Scientists have analyzed rocks containing traces of bacterial life between 3.75bn and 4.28bn years old, and it’s not just an isolated bacteria or two, it’s a microbial party.
To find traces of the oldest life on Earth, you first have to find really old rocks — and that’s harder than you may think. The Earth’s surface is in continuous motion as the tectonic plates slide a few centimeters a year. New crustal material is constantly being produced in some parts of the Earth while old rocks are destroyed in others, meaning that a lot of material on the surface of the planet is relatively young (compared to the 4.54-billion-year history of our planet). To find the oldest rocks on Earth, you have to search in geological shields: relatively flat, tectonically stable areas that have remained unchanged for over a billion years. Fortunately, geologists have discovered some areas like that, especially in the geological shields of Canada, Australia, and Africa.
So if you want to search for the first signs of life on the planet, you know where to look — although that’s easier said than done because you’re looking for signs of fossilized microbial life in a pretty huge area. But sometimes you get lucky.
Five years ago, Dominic Papineau of University College London, and colleagues, found what appeared to be microscopic filamentous microfossils inside a jasper rock in the Nuvvuagittuq Supracrustal Belt in Québec, Canada.
The rock in which the structures have been found are dated to 3.75-4.28 billion years — just 300 million years after the Earth had formed.

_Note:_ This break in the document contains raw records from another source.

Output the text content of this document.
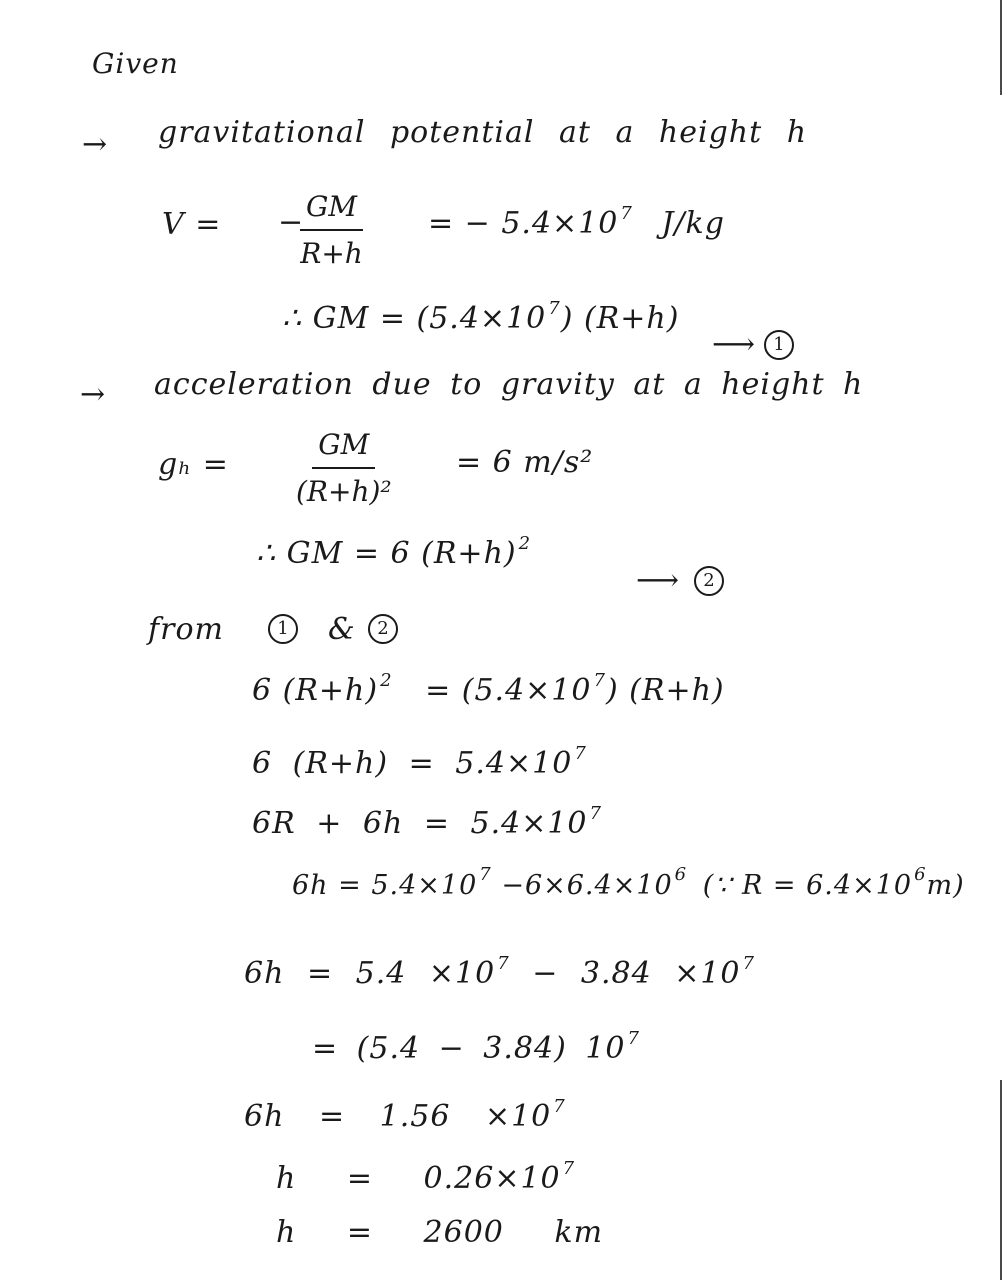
Given
→ gravitational potential at a height h
V = −
$\frac{GM}{R+h}$ = − 5.4×10 $^7$ J/kg
∴ GM = (5.4×10 $^7$) (R+h)
⟶ 1
→ acceleration due to gravity at a height h
$g_h = \frac{GM}{\text{(R+h)²}} = 6$ m/s²
∴ GM = 6 (R+h) $^2$
⟶	2
from	1	&	2
6 (R+h) $^2$ = (5.4×10 $^7$) (R+h)
6 (R+h) = 5.4×10 $^7$
6R + 6h = 5.4×10 $^7$
6h = 5.4×10 $^7$ −6×6.4×10 $^6$ (∵ R = 6.4×10 $^6$m)
6h = 5.4 ×10 $^7$ − 3.84 ×10 $^7$
= (5.4 − 3.84) 10 $^7$
6h = 1.56 ×10 $^7$
h = 0.26×10 $^7$
h = 2600 km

“Using many different lines of evidence, our study strongly suggests a number of different types of bacteria existed on Earth between 3.75 and 4.28 billion years ago,” said Papineau. “This means life could have begun as little as 300 million years after Earth formed. In geological terms, this is quick – about one spin of the Sun around the galaxy.”

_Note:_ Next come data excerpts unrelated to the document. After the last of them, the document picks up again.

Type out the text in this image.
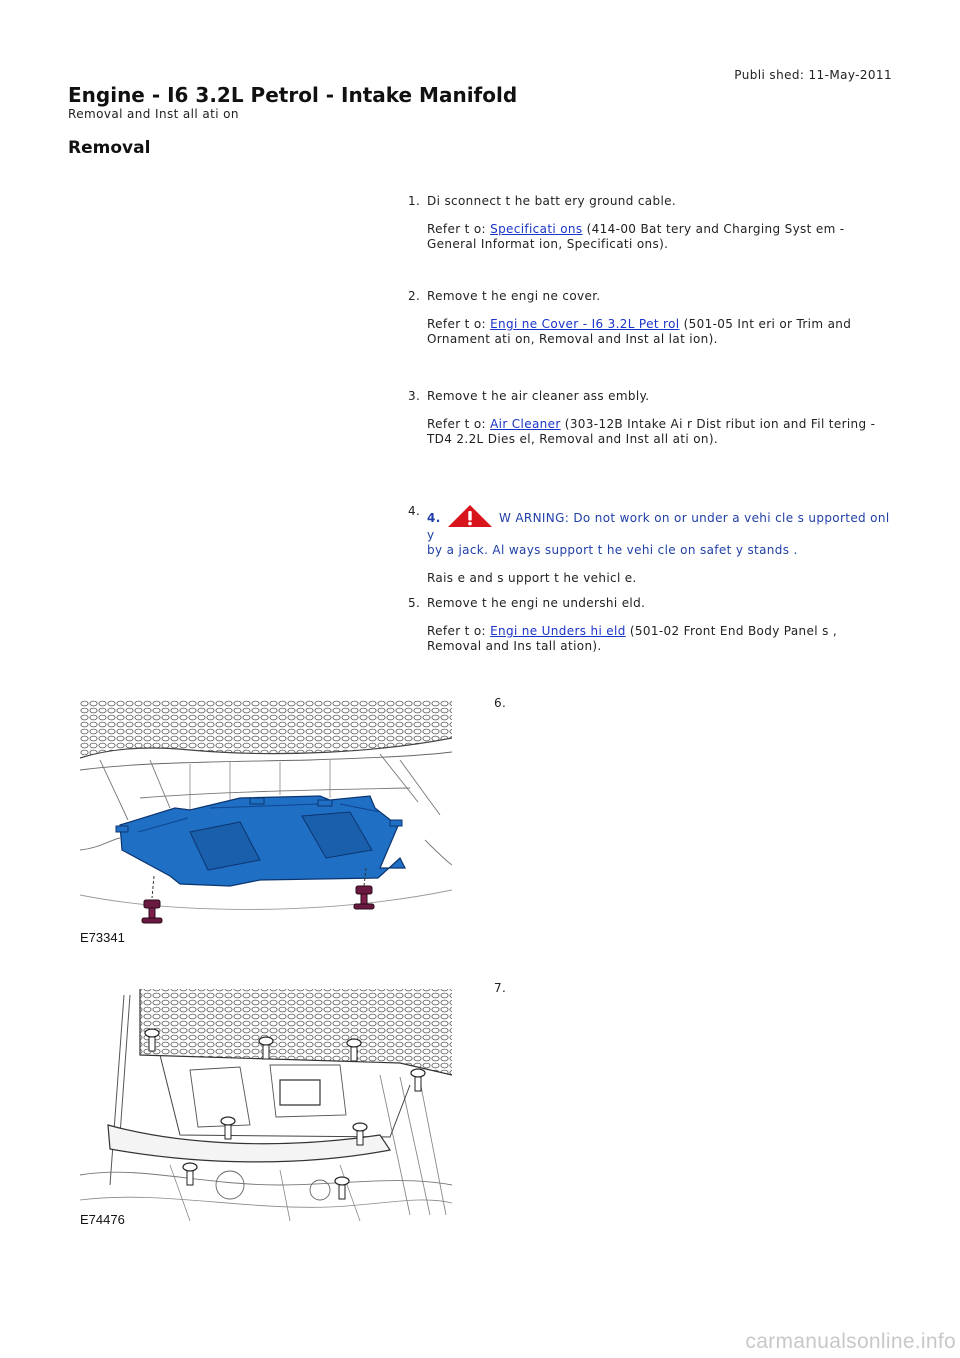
Publi shed: 11-May-2011
Engine - I6 3.2L Petrol - Intake Manifold
Removal and Inst all ati on
Removal
1. Di sconnect t he batt ery ground cable.

Refer t o: Specificati ons (414-00 Bat tery and Charging Syst em -
General Informat ion, Specificati ons).

2. Remove t he engi ne cover.

Refer t o: Engi ne Cover - I6 3.2L Pet rol (501-05 Int eri or Trim and
Ornament ati on, Removal and Inst al lat ion).

3. Remove t he air cleaner ass embly.

Refer t o: Air Cleaner (303-12B Intake Ai r Dist ribut ion and Fil tering -
TD4 2.2L Dies el, Removal and Inst all ati on).

4. 4.	W ARNING: Do not work on or under a vehi cle s upported onl y
by a jack. Al ways support t he vehi cle on safet y stands .

Rais e and s upport t he vehicl e.

5. Remove t he engi ne undershi eld.

Refer t o: Engi ne Unders hi eld (501-02 Front End Body Panel s ,
Removal and Ins tall ation).

6.
7.
E73341
E74476
carmanualsonline.info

But researchers haven’t been idle since then. Further analysis of the rock has underlined the idea that these are indeed bacteria fossils and has revealed a much larger and more complex structure. The rock features a stem with parallel branches on one side as well as hundreds of ellipsoids alongside the tubes and filaments.
All this is taking place on the scale of about one centimeter — a small scale for humans, but huge for bacteria. Basically, this isn’t just evidence of a scattered fossil or two; if this is indeed bacterial material (and some researchers claim that these aren’t bacteria at all), then we’re talking about a major bacterial community.

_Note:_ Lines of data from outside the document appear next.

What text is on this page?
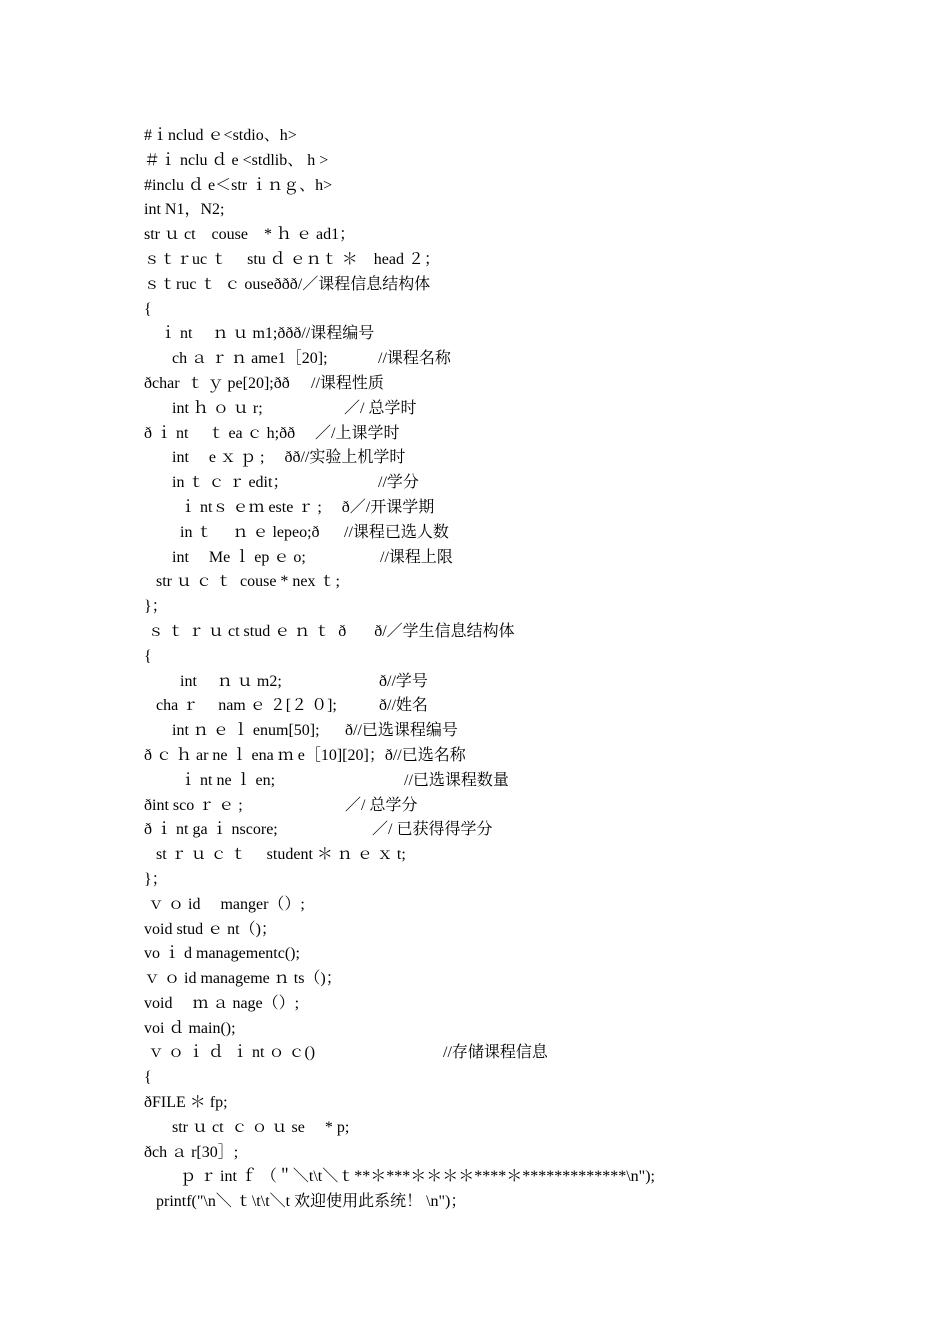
#ｉnclud ｅ<stdio、h>
＃ｉ nclu ｄ e <stdlib、 h >
#inclu ｄ e＜str ｉｎｇ、h>
int N1，N2;
str ｕ ct    couse    * ｈ ｅ ad1；
ｓｔｒuc ｔ     stu ｄ ｅｎｔ ＊    head ２；
ｓｔruc ｔ  ｃ ouseððð/／课程信息结构体
{
ｉ nt     ｎ ｕ m1;ððð//课程编号
ch ａ ｒ ｎ ame1［20];	//课程名称
ðchar  ｔ ｙ pe[20];ðð //课程性质
int ｈ ｏ ｕ r;	／/ 总学时
ð ｉ nt     ｔ ea ｃ h;ðð ／/上课学时
int     e ｘ ｐ ;     ðð//实验上机学时
in ｔ ｃ ｒ edit；	//学分
ｉ ntｓ ｅｍ este ｒ ;     ð／/开课学期
in ｔ     ｎ ｅ lepeo;ð //课程已选人数
int     Me ｌ ep ｅ o;	//课程上限
str ｕ ｃ ｔ  couse * nex ｔ;
}；
ｓ ｔ ｒ ｕ ct stud ｅ ｎ ｔ  ð       ð/／学生信息结构体
{
int     ｎ ｕ m2;	ð//学号
cha ｒ     nam ｅ ２[２ ０];	ð//姓名
int ｎ ｅ ｌ enum[50]; ð//已选课程编号
ð ｃ ｈ ar ne ｌ ena ｍ e［10][20]；ð//已选名称
ｉ nt ne ｌ en;	//已选课程数量
ðint sco ｒ ｅ ;	／/ 总学分
ð ｉ nt ga ｉ nscore;	／/ 已获得得学分
st ｒ ｕ ｃ ｔ     student ＊ ｎ ｅ ｘ t;
}；
ｖ ｏ id     manger（）;
void stud ｅ nt（)；
vo ｉ d managementc();
ｖ ｏ id manageme ｎ ts（)；
void     ｍ ａ nage（）;
voi ｄ main();
ｖ ｏ ｉ ｄ  ｉ nt ｏ ｃ()	//存储课程信息
{
ðFILE ＊ fp;
str ｕ ct  ｃ ｏ ｕ se     * p;
ðch ａ r[30］;
ｐ ｒ int ｆ （＂＼t\t＼ｔ**＊***＊＊＊＊****＊*************\n");
printf("\n＼ ｔ\t\t＼t 欢迎使用此系统！ \n")；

“We don’t have any DNA, of course, that survived these geological timescales, with the heat and pressure that the rock has suffered,” Papineau said. “But what we can say, on the basis of morphology, is that these microfossils resemble those that are made by the modern microbacterium called Mariprofundus ferrooxydans.”
“These microstructures are considered microfossils because of their mineral associations and resemblance to younger microfossils, modern Fe-bacteria [iron-oxidizing bacteria] from hydrothermal environments, and the experimental products of heated Fe-oxidizing bacteria,” the study also reads.
In other words, if these are indeed biological in nature, then they resemble modern bacteria. But here’s the thing: even if they are abiotic and aren’t actually bacteria, they seem to indicate complex prebiotic chemistry on early Earth. This would mean that the conditions on the young Earth were ripe for life — which in turn, would suggest that other planets may have also had conditions ripe for life.
“Collectively, the observations suggest a diverse microbial ecosystem on the primordial Earth that may be common on other planetary bodies, including Mars,” the study concludes.
The jury’s still out on when exactly the oldest life forms on Earth emerged, but the more researchers look into it, the more it seems that even in its early days, Earth was a much more interesting place than we gave it credit for.
The study was published in the journal Science Advances.